The three Brutalist towers and extensive piazza of the Economist Building in St James’s, London, with steps down to the neighbouring streets, designed by architects Alison and Peter Smithson was radical in its day, set alongside the traditional architecture of Mayfair, and, though completed in 1964, still looks new and fresh today. I would doubt very much that such a development would gain planning permission today, yet now it is a listed building and, as we saw with the recent proposals for alterations and refurbishment, for which planning permission was given in July 2017, there is a great sensitivity about maintaining the essential quality of the Smithsons’ design.
The planning approval was granted for changes, primarily to the lower levels of the piazza and interconnections between the different levels. The approval letter and accompanying Section 106 agreement has much to say about highways, materials and other standard planning matters, a little on biodiversity, landscaping and protection of trees, but nothing that I can easily see on public art, though Westminster as a planning authority are generally progressive in this regard.
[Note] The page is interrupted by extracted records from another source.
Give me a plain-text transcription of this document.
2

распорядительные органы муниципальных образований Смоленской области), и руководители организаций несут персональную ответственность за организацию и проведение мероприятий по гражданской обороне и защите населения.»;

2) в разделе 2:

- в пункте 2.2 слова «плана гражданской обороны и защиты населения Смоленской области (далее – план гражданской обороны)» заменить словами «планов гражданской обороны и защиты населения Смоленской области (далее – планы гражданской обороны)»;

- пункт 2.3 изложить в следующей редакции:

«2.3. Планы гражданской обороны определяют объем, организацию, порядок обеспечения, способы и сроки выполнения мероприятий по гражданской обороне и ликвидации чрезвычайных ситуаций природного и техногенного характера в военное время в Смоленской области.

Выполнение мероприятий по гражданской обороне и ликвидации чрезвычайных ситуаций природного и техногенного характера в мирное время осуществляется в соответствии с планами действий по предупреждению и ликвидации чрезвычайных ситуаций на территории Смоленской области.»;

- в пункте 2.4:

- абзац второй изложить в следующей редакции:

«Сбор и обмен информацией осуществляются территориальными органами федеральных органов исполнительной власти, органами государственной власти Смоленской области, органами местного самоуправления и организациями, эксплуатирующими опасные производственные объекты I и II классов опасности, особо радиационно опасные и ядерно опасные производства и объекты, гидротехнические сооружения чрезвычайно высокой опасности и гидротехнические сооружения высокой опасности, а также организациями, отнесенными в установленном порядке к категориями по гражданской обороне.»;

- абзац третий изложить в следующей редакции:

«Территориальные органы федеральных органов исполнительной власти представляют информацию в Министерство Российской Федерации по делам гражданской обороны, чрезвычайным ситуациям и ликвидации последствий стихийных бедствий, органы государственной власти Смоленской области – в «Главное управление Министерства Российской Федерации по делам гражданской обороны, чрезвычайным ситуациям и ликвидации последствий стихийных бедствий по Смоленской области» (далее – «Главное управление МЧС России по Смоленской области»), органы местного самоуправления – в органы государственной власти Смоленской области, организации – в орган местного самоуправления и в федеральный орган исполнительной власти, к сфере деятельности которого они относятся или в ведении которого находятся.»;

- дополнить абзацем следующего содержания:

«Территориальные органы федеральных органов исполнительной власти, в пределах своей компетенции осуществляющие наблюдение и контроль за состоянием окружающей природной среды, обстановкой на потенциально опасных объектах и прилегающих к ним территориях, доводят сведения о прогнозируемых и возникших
In previous years, the piazza has hosted a changing programme of contemporary art, at one time supported by the Contemporary Art Society, but this seemed to have declined and disappeared. It is therefore good to see Jedd Novatt’s three sculptures have appeared in the piazza, following his recent exhibition at Waddington Custot, perhaps reflecting the three towers of Smithsons’ architecture, as part of a public arts programme organised by the developer Tishman Speyer and curated by Encounter Contemporary in association with Waddington Custot. Hopefully this will be the start of an ongoing programme that will continue to bring public art into the only major public space in this warren of streets of St James’s, and complement activities in the Royal Academy courtyard across Piccadilly.